I didn't mind Asimov trying to tie up the Foundation story, and it was kind of cool the way he unified it with his Robot series. I was just put off by the whole shift from empire building to Gaia/Galaxia being what's good for the galaxy, among other things. Mind you, if he wanted to wrap it up in a hurry, he might not have spent two whole novels on one story line. I much preferred the earlier magazine stories that carried the story forward generation by generation and crisis by crisis, as we watched the Foundation take shape and and history was built from the earlier stories. Mind you, Asimov had already started lingering at one point in history when the Mule came along. But that's getting away from the point.

I don't know if it's due to years of thinking along certain lines, or just that these guys went from trying to write saleable stories for pulp magazines to being considered visionaries and having money waved in front of them to entice them to write novels, but quite a few golden-age SF writers tended to get a little too preachy in their later careers.
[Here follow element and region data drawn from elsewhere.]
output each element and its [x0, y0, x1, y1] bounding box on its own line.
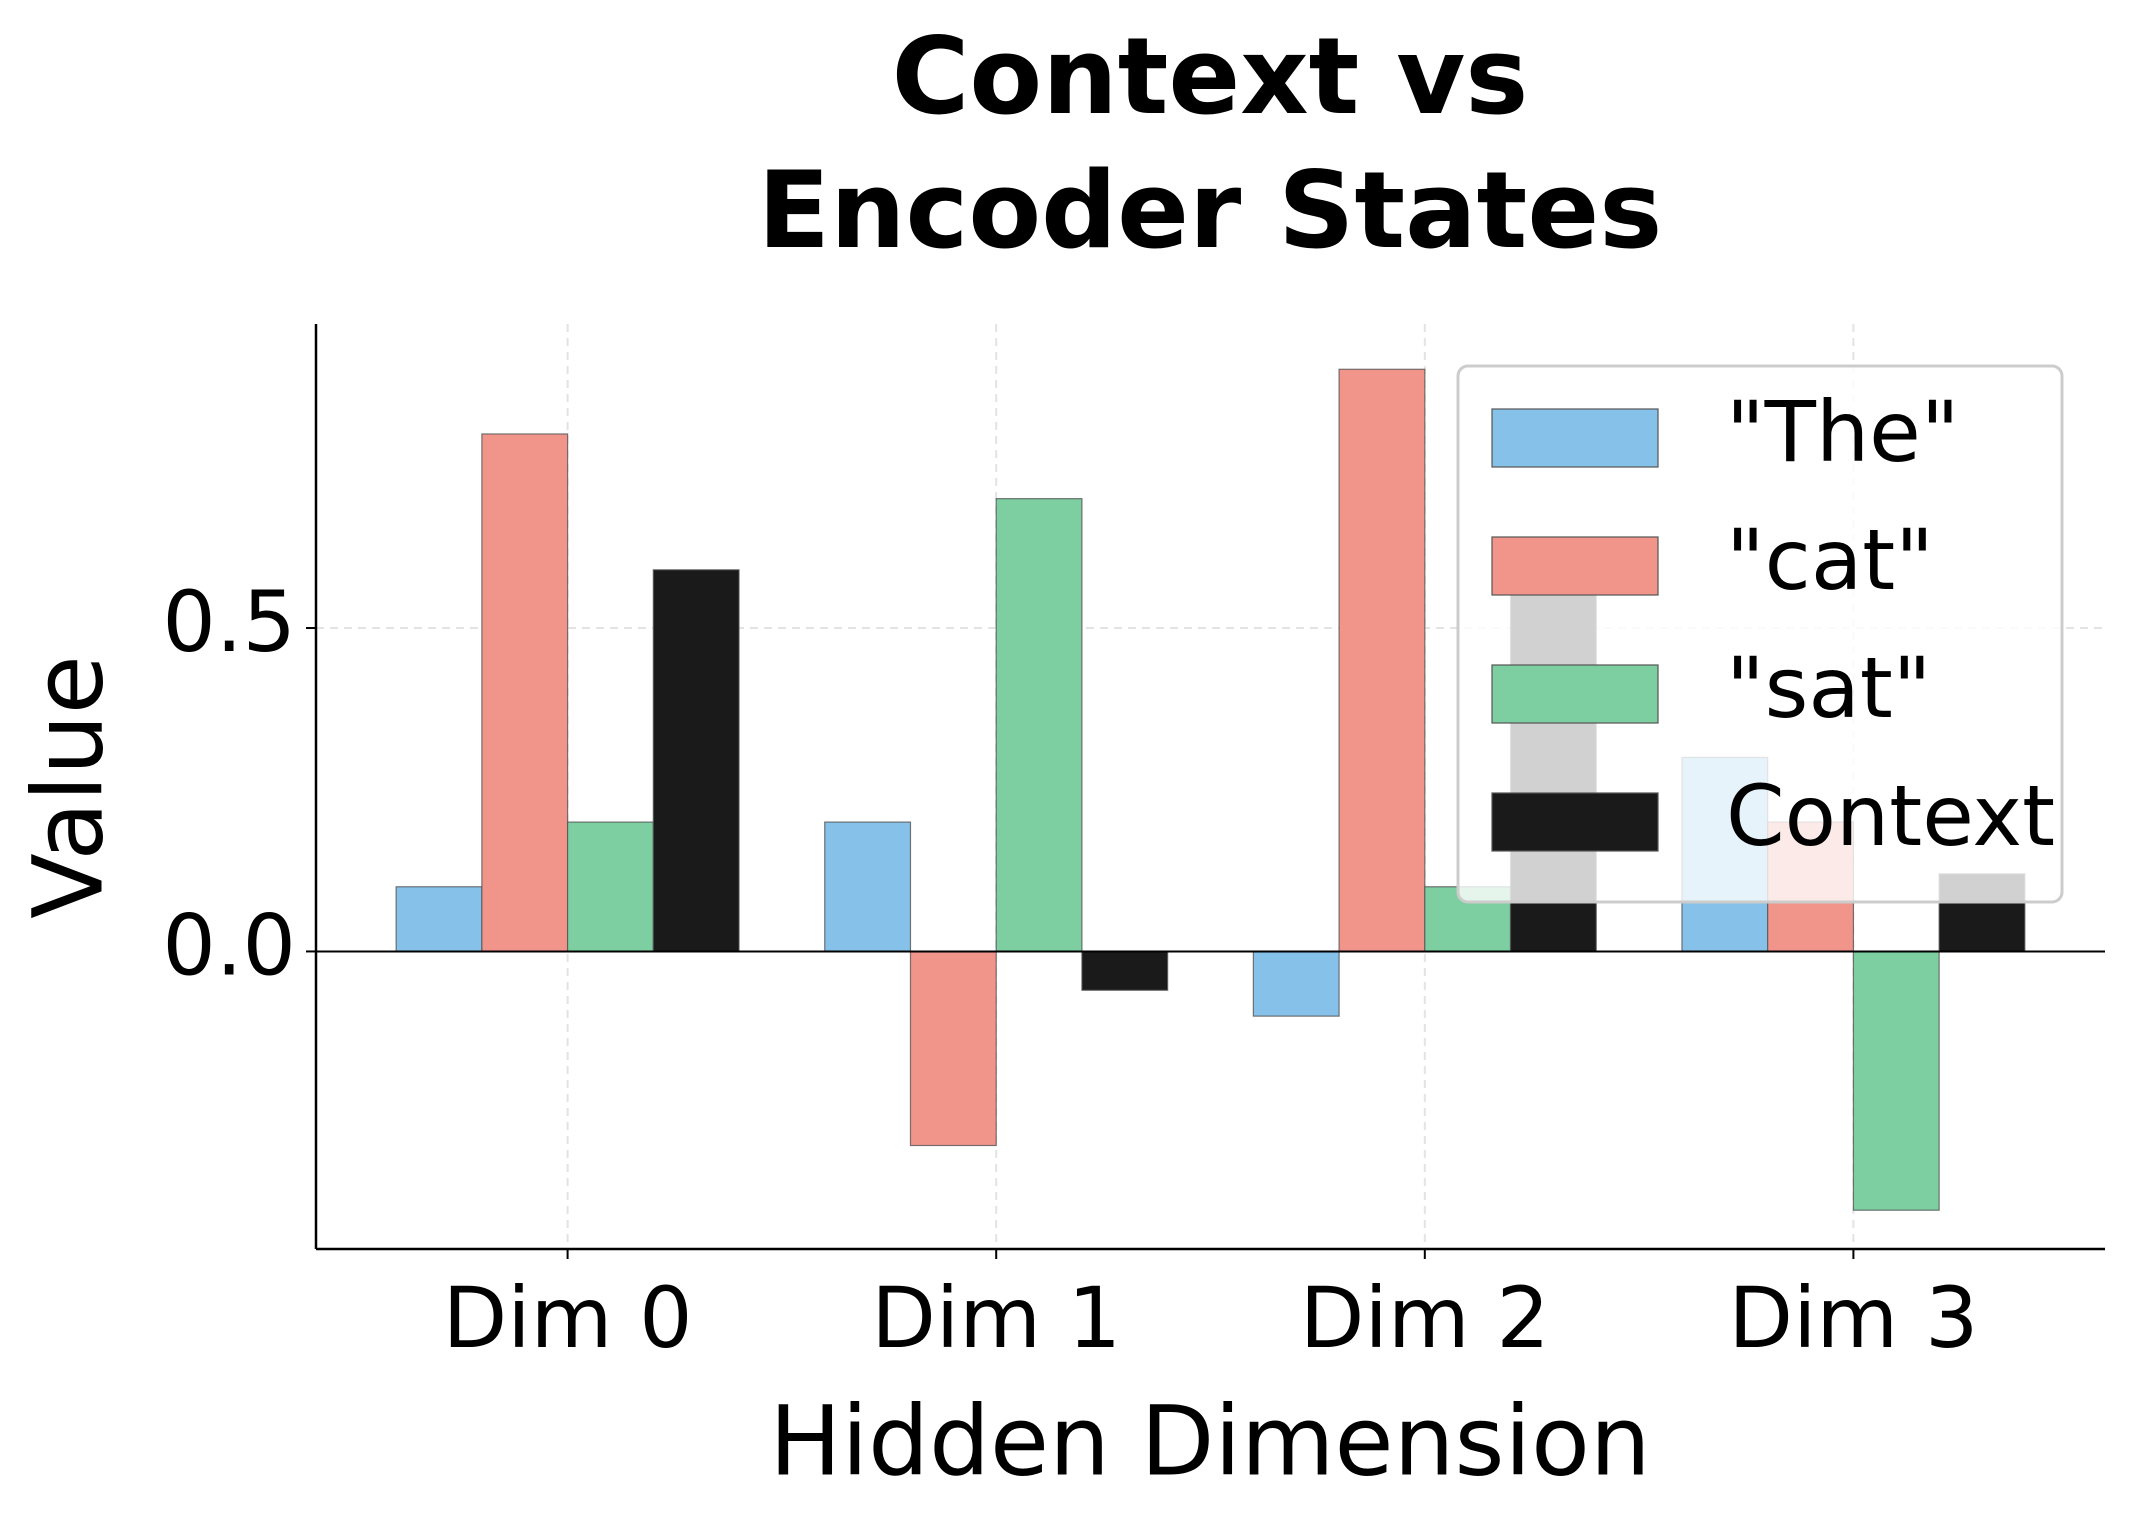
- bar: [1852, 950, 1940, 1211]
- bar: [824, 821, 912, 953]
- legend-swatch: [1491, 408, 1659, 468]
- y-axis-label: Value: [12, 655, 124, 919]
- bar: [652, 569, 740, 953]
- legend-label: "sat": [1726, 639, 1931, 737]
- bar: [481, 433, 569, 953]
- legend-swatch: [1491, 792, 1659, 852]
- chart-title: Encoder States: [758, 149, 1663, 272]
- legend-label: "cat": [1726, 511, 1934, 609]
- x-tick-label: Dim 0: [443, 1269, 693, 1367]
- legend-label: "The": [1726, 383, 1960, 481]
- x-tick-label: Dim 1: [871, 1269, 1121, 1367]
- bar: [1081, 950, 1169, 991]
- x-tick-label: Dim 3: [1728, 1269, 1978, 1367]
- chart-title: Context vs: [892, 15, 1529, 138]
- legend-box: [1456, 364, 2064, 904]
- x-axis-label: Hidden Dimension: [769, 1385, 1650, 1497]
- legend-label: Context: [1726, 767, 2055, 865]
- legend-swatch: [1491, 664, 1659, 724]
- bar: [909, 950, 997, 1147]
- y-tick-label: 0.5: [162, 573, 296, 671]
- bar: [566, 821, 654, 953]
- bar: [395, 886, 483, 953]
- legend: "The" "cat" "sat" Context: [1456, 364, 2064, 904]
- bar: [1338, 368, 1426, 953]
- y-tick-label: 0.0: [162, 896, 296, 994]
- bar: [1252, 950, 1340, 1017]
- bar: [995, 498, 1083, 953]
- legend-swatch: [1491, 536, 1659, 596]
- x-tick-label: Dim 2: [1300, 1269, 1550, 1367]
Arthur C. Clarke's Rama series is another one that, over a couple of decades, went from a great adventure to being overloaded with his views on society, the environment, war, politics, death, God, etc. Still a great series, but too heavy on the message. SF always had those themes, but they were secondary to the story, or at least presented in such a way that they were not so obviously intended to make you think. Again, I think it might be a result of going from a struggling writer of escapist fluff in the public eye to being a literary giant.

Roddenberry went the same way. Of course, since he wasn't nearly the storyteller that Asimov or Clarke were, quite a lot more of the entertainment was lost in favour of adding a lot more preachiness.